A aceitação e a apreciação do Japão pelas vontades do mundo natural podem ter origem em duas de suas religiões mais populares: a fé xintoísta indígena e o budismo. O xintoísmo é amplamente baseado no relacionamento do indivíduo com os padrões e o poder da natureza e já foi centrado na adoração direta da própria natureza. Os devotos acreditam em milhões de divindades (chamadas kami) que vivem em florestas, montanhas e animais. Como esses espíritos estão em constante mudança, existe a crença de que os seguidores vivem em um estado permanente de impermanência.
Quando o Budismo começou a se espalhar por todas as classes sociais no Japão nos séculos XII e XIII, os japoneses começaram a incorporar mais estritamente o sentido budista de transitoriedade no ambiente natural e nas práticas culturais. Hoje, tudo, desde xilogravuras japonesas (conhecidas como ukiyo-e, de uma palavra budista que expressa impermanência) até kintsugi (literalmente: “juntar-se ao ouro”, mas na verdade um lembrete para permanecer otimista quando as coisas desmoronam) até wabi-sabi ( que nos lembra que há beleza na imperfeição) está enraizado nesta ideia de transitoriedade e aceitação daquilo que você não pode mudar.

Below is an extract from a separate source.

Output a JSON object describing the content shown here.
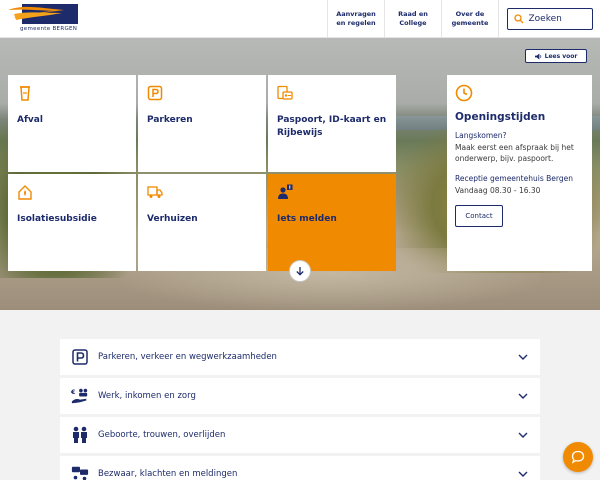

Existe até um termo para a filosofia japonesa de abraçar a impermanência: “mono-no aware”. O conceito significa “a natureza efêmera da beleza”, mas abrange um sentido mais amplo de sazonalidade e transitoriedade e talvez seja mais bem explicado pela obsessão do Japão pelas flores de cerejeira. Todos os anos, no início da primavera, os moradores das cidades dirigem-se para os verdes subúrbios para observar essas lindas flores rosas e brancas antes que elas caiam no chão. No entanto, mesmo numa nação que abraça as mudanças de humor do mundo natural, uma onda contínua de desastres naturais foi capaz de testar essa visão de mundo única do Japão.

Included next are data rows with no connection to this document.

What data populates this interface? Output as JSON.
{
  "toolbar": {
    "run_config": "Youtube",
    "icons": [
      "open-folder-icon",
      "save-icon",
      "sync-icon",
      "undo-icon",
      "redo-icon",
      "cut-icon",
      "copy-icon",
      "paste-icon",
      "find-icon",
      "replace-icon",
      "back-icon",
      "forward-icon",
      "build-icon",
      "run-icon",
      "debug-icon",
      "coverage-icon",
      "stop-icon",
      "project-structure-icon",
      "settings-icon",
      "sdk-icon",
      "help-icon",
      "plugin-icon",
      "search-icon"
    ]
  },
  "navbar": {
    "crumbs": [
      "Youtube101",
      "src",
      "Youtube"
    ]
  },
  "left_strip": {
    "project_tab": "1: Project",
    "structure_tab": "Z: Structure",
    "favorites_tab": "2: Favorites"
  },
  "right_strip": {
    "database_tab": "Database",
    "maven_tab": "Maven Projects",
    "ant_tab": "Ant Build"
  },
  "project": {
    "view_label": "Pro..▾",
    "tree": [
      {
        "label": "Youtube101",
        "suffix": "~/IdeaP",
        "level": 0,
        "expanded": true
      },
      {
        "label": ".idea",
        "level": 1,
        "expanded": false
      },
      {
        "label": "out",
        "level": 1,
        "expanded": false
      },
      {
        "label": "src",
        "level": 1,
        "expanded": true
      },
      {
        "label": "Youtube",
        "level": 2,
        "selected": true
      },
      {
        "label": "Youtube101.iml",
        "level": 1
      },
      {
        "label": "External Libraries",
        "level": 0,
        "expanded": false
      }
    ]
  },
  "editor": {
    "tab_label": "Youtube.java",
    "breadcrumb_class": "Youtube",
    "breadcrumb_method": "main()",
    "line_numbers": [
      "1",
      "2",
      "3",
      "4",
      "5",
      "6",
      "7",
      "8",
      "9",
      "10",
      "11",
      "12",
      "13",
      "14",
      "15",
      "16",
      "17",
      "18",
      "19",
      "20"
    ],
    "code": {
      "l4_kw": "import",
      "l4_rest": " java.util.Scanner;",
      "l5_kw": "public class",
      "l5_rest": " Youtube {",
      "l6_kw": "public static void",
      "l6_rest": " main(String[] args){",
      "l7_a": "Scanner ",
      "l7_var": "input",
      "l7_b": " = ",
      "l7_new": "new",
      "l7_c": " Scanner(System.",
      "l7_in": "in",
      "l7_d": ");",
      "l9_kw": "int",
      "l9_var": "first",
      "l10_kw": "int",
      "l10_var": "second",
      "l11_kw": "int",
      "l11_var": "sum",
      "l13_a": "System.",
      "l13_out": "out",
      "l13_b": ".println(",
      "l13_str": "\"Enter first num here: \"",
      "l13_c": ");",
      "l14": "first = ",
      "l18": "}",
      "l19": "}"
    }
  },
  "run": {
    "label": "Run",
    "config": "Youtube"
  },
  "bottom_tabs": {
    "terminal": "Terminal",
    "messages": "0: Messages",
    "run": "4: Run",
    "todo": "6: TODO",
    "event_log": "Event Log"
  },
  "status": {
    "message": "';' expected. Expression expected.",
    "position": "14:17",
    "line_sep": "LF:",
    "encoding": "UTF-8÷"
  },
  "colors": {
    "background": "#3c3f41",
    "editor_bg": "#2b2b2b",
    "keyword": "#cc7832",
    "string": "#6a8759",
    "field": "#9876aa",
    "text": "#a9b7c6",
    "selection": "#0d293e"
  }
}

Em 2011, o terremoto mais forte que já atingiu o país desencadeou um tsunami que matou mais de 18 mil pessoas, varrendo cidades inteiras do mapa. O terremoto de magnitude 9,0 foi tão forte que deslocou a Terra de seu eixo e afetou a psique daqueles que o vivenciaram.
“Muitas pessoas ainda estão em choque com o que ocorreu e ainda hoje há evidências deste desastre”, disse Tomohiro Ito, que trabalha na cidade de Sendai, 130 quilômetros a leste do epicentro. Ito estava em seu escritório, no sétimo andar de um edifício quando, lembra ele, “o chão tremeu com mais força do que eu já tinha experimentado antes; parecia que a qualquer momento o teto iria desabar e seria o fim pra mim!”

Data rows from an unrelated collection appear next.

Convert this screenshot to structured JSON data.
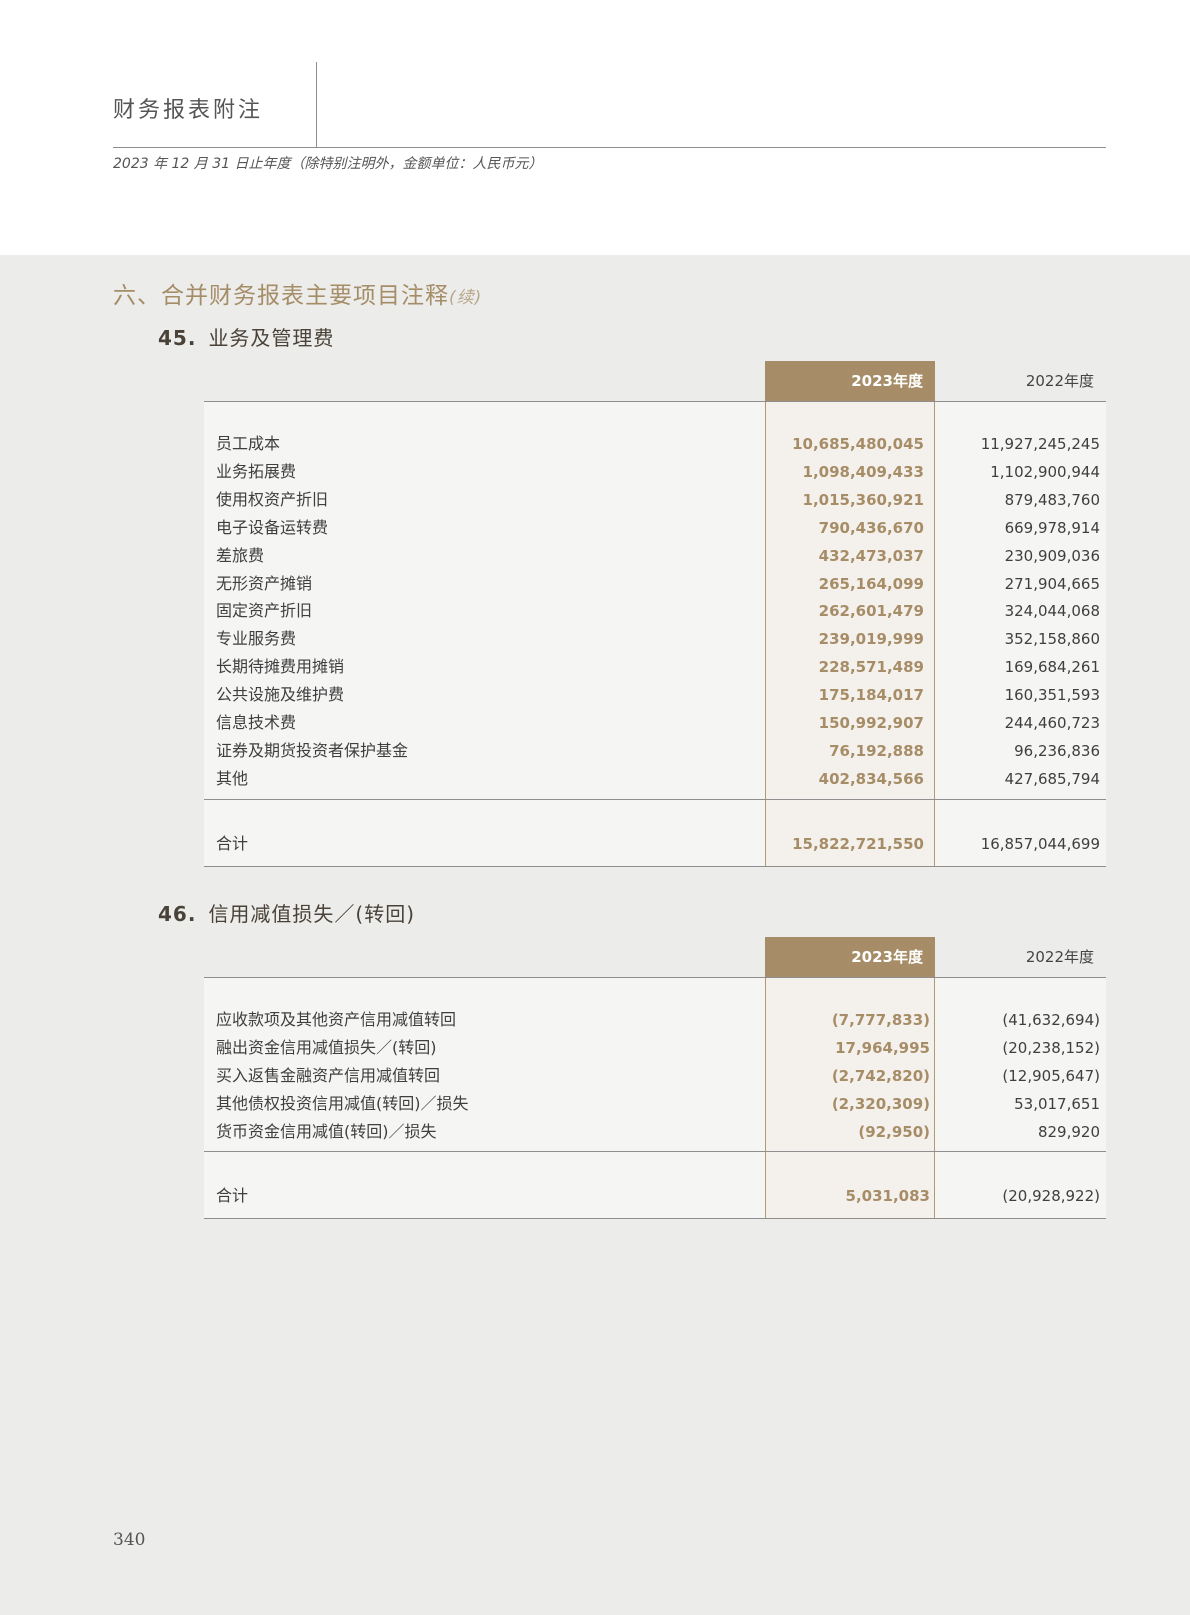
{
  "header": {
    "title": "财务报表附注",
    "subtitle": "2023 年 12 月 31 日止年度（除特别注明外，金额单位：人民币元）"
  },
  "section": {
    "title": "六、合并财务报表主要项目注释",
    "continued": "(续)"
  },
  "note45": {
    "number": "45.",
    "title": "业务及管理费",
    "col_current": "2023年度",
    "col_prior": "2022年度",
    "rows": [
      {
        "label": "员工成本",
        "v2023": "10,685,480,045",
        "v2022": "11,927,245,245"
      },
      {
        "label": "业务拓展费",
        "v2023": "1,098,409,433",
        "v2022": "1,102,900,944"
      },
      {
        "label": "使用权资产折旧",
        "v2023": "1,015,360,921",
        "v2022": "879,483,760"
      },
      {
        "label": "电子设备运转费",
        "v2023": "790,436,670",
        "v2022": "669,978,914"
      },
      {
        "label": "差旅费",
        "v2023": "432,473,037",
        "v2022": "230,909,036"
      },
      {
        "label": "无形资产摊销",
        "v2023": "265,164,099",
        "v2022": "271,904,665"
      },
      {
        "label": "固定资产折旧",
        "v2023": "262,601,479",
        "v2022": "324,044,068"
      },
      {
        "label": "专业服务费",
        "v2023": "239,019,999",
        "v2022": "352,158,860"
      },
      {
        "label": "长期待摊费用摊销",
        "v2023": "228,571,489",
        "v2022": "169,684,261"
      },
      {
        "label": "公共设施及维护费",
        "v2023": "175,184,017",
        "v2022": "160,351,593"
      },
      {
        "label": "信息技术费",
        "v2023": "150,992,907",
        "v2022": "244,460,723"
      },
      {
        "label": "证券及期货投资者保护基金",
        "v2023": "76,192,888",
        "v2022": "96,236,836"
      },
      {
        "label": "其他",
        "v2023": "402,834,566",
        "v2022": "427,685,794"
      }
    ],
    "total": {
      "label": "合计",
      "v2023": "15,822,721,550",
      "v2022": "16,857,044,699"
    }
  },
  "note46": {
    "number": "46.",
    "title": "信用减值损失／(转回)",
    "col_current": "2023年度",
    "col_prior": "2022年度",
    "rows": [
      {
        "label": "应收款项及其他资产信用减值转回",
        "v2023": "(7,777,833)",
        "v2022": "(41,632,694)"
      },
      {
        "label": "融出资金信用减值损失／(转回)",
        "v2023": "17,964,995",
        "v2022": "(20,238,152)"
      },
      {
        "label": "买入返售金融资产信用减值转回",
        "v2023": "(2,742,820)",
        "v2022": "(12,905,647)"
      },
      {
        "label": "其他债权投资信用减值(转回)／损失",
        "v2023": "(2,320,309)",
        "v2022": "53,017,651"
      },
      {
        "label": "货币资金信用减值(转回)／损失",
        "v2023": "(92,950)",
        "v2022": "829,920"
      }
    ],
    "total": {
      "label": "合计",
      "v2023": "5,031,083",
      "v2022": "(20,928,922)"
    }
  },
  "page_number": "340"
}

Embora a maioria dos edifícios no centro de Sendai tenha sido poupada, as casas nas áreas baixas próximas foram destruídas pelo tsunami que se seguiu e milhares de pessoas morreram. Como explicou Ito, a mentalidade da população local mudou para sempre. “É comum que as pessoas até hoje pensem nas coisas em termos de se algo aconteceu antes ou depois do terremoto.” Hoje, o porto de Sendai está completamente reconstruído, e a cidade resplandecente tem uma população crescente de cerca de um milhão de pessoas.
Ito explicou que, no entanto, muitos moradores locais passaram a manter um suprimento extra de comida em casa suficiente para uma semana e o carro sempre com o tanque cheio de gasolina porque aqui, como em grande parte do Japão, nunca se sabe o que pode acontecer amanhã.
A mais nova ilha do mundo pode ser vista do espaço, mas os especialistas ainda não sabem se ela manterá o tamanho atual, se expandirá à medida que o vulcão continuar a entrar em erupção ou simplesmente desaparecerá no mar por erosão. Mas numa nação em constante mudança e que ainda está – literalmente – em formação, uma coisa é certa: a mais nova ilha do Japão não será a última.